O voto de cabresto representou uma forma eleitoral impositiva e arbitrária imposta pelos coronéis.

Definição

Voto de cabresto é uma expressão dada pela superposição de duas palavras. Assim, temos Voto, que é o exercício pleno da democracia; e a palavra Cabresto, do latim capistrum, que significa "mordaça ou freio".

Dessa maneira, temos um conceito quase paradoxal, na medida em que representa a democracia amordaçada e guiada como um animal de carga.

Voto de Cabresto na República Velha

Voto de Cabresto

Nas regiões mais carentes do Brasil, especialmente no nordeste, esse clientelismo é uma prática recorrente desde os tempos do Império.

Fora lugar comum durante a República Velha e talvez perdure até os dias de hoje.

Isso acontecia porque nosso sistema eleitoral era frágil e fácil de ser adulterado e manipulado segundo os interesses escusos das elites agrárias.

Nesse caso, o eleitor só necessitava entregar pessoalmente um pedaço de papel com o nome do seu candidato.

Note que ele poderia ser escrito pelo próprio coronel, já que a maioria desses eleitores nem mesmo sabia ler, e depositá-lo numa urna, num saco de pano.

É notável, nesse contexto, a troca de favores que constituiu o sistema de "voto em aberto", o qual ficara então conhecido como "voto de cabresto",

Para saber mais:

Voto de Cabresto e Coronelismo

Não é possível pensar em voto de cabresto sem considerar o Coronelismo ou a violência deste regime.

É conhecido o fato de o coronel ser um fazendeiro muito rico. Ele lançava mão de seu poder econômico e militar para garantir a eleição dos seus apadrinhados políticos.

Não raramente, esses coronéis obrigavam sua clientela, até mesmo com violência física, em casos extremos, podiam chegar a morte.

Esse domínio político sobre uma região é denominado "curral eleitoral" os quais elegem os candidatos apoiados pelo líder local.

Já que o voto era aberto, ou seja, era possível identificar cada eleitor, os votantes eram pressionados e fiscalizados por jagunços do coronel.

Esta situação só teve fim (ou foi reduzida), após a Revolução de 1930, quando Getúlio Vargas ascende ao poder, combatendo o coronelismo.

Mais adiante, em 1932 entra em vigor o primeiro Código Eleitoral do Brasil, que garante o voto secreto e, com isso, golpeia duramente o poder das elites rurais.

Tipos de Voto de Cabresto

Para garantir o controle político de seu “curral eleitoral”, os coronéis manipulavam o poder político. Destacam-se o abuso de autoridade, a compra de votos ou a utilização da máquina pública.

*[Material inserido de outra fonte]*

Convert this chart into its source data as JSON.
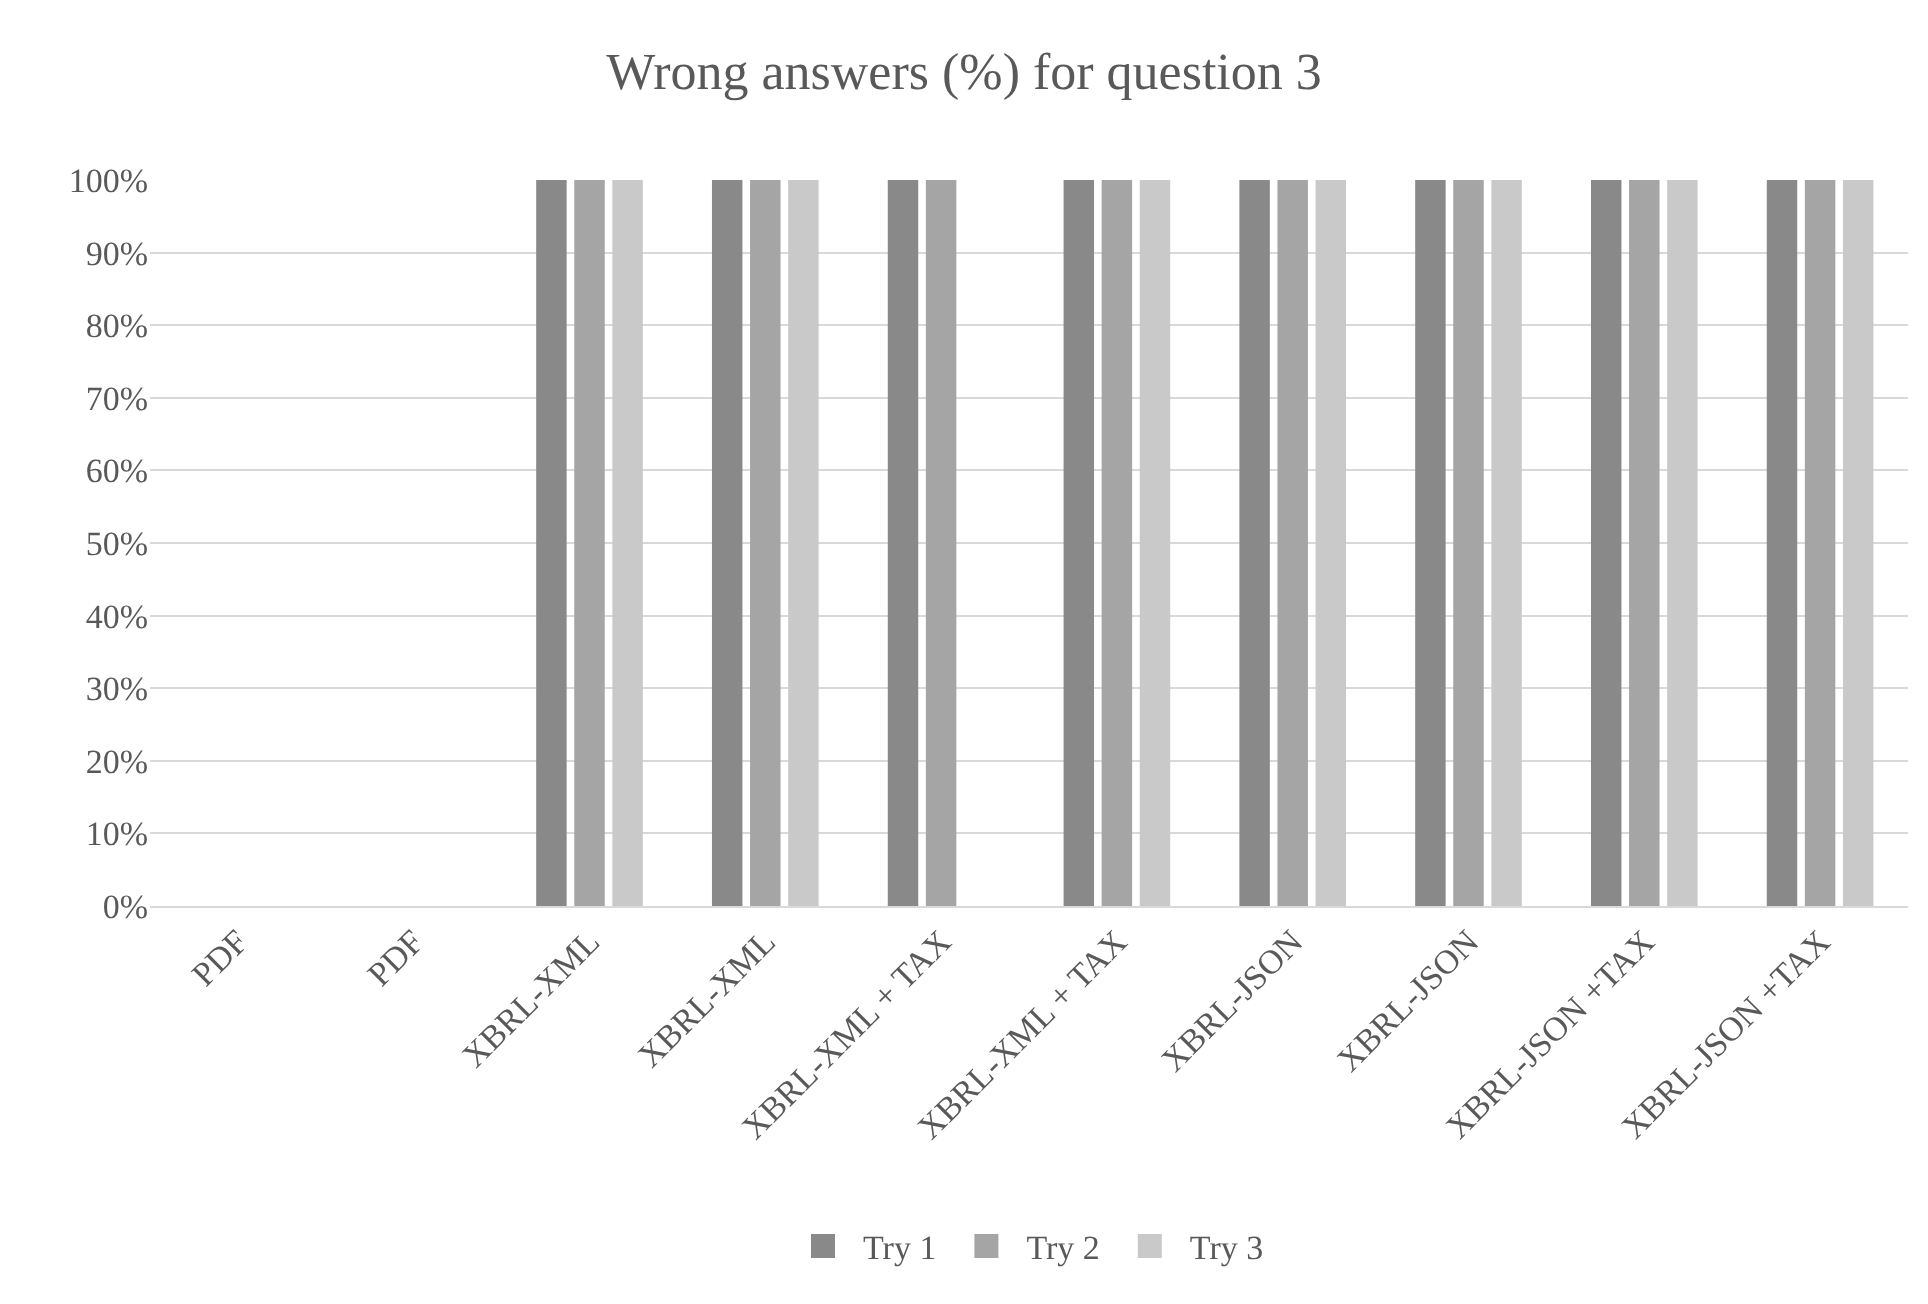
{
  "chart_data": {
    "type": "bar",
    "title": "Wrong answers (%) for question 3",
    "categories": [
      "PDF",
      "PDF",
      "XBRL-XML",
      "XBRL-XML",
      "XBRL-XML + TAX",
      "XBRL-XML + TAX",
      "XBRL-JSON",
      "XBRL-JSON",
      "XBRL-JSON +TAX",
      "XBRL-JSON +TAX"
    ],
    "series": [
      {
        "name": "Try 1",
        "color": "#898989",
        "values": [
          0,
          0,
          100,
          100,
          100,
          100,
          100,
          100,
          100,
          100
        ]
      },
      {
        "name": "Try 2",
        "color": "#a5a5a5",
        "values": [
          0,
          0,
          100,
          100,
          100,
          100,
          100,
          100,
          100,
          100
        ]
      },
      {
        "name": "Try 3",
        "color": "#c9c9c9",
        "values": [
          0,
          0,
          100,
          100,
          0,
          100,
          100,
          100,
          100,
          100
        ]
      }
    ],
    "ylim": [
      0,
      100
    ],
    "yticks": [
      {
        "value": 0,
        "label": "0%"
      },
      {
        "value": 10,
        "label": "10%"
      },
      {
        "value": 20,
        "label": "20%"
      },
      {
        "value": 30,
        "label": "30%"
      },
      {
        "value": 40,
        "label": "40%"
      },
      {
        "value": 50,
        "label": "50%"
      },
      {
        "value": 60,
        "label": "60%"
      },
      {
        "value": 70,
        "label": "70%"
      },
      {
        "value": 80,
        "label": "80%"
      },
      {
        "value": 90,
        "label": "90%"
      },
      {
        "value": 100,
        "label": "100%"
      }
    ],
    "grid": "y",
    "legend": "bottom"
  }
}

Não era raro também, a criação de "votos fantasmas", troca de favores e fraudes eleitorais. Essas, eram forjadas a partir de documentos falsificados para que menores e analfabetos pudessem votar.

Outra maneira recorrente era a fraude da contagem de votos, quando os coronéis desapareciam com urnas para adulterar seu resultado. Contudo, a forma mais eficaz era a coerção pela violência física e psicológica.

Atualmente, as práticas de “voto de cabresto” tornaram-se mais sofisticadas. Elas continuam a vigorar, inclusive nos centros urbanos, onde a figura paramilitar a exercer a violência são as milícias.

Logo, a vontade do eleitor é violada por narcotraficantes, milícias, líderes religiosos e pela manipulação das massas. E, seus imaginários, são levados por meio do clientelismo gerado pelos programas assistenciais.

Merece destaque, nos dias de hoje, o chamado "voto de cajado", do qual pastores e líderes espirituais “impõem” aos fiéis um certo candidato da igreja.

O reflexo disso é o fortalecimento da bancada religiosa no Congresso e outras instâncias representativas brasileiras.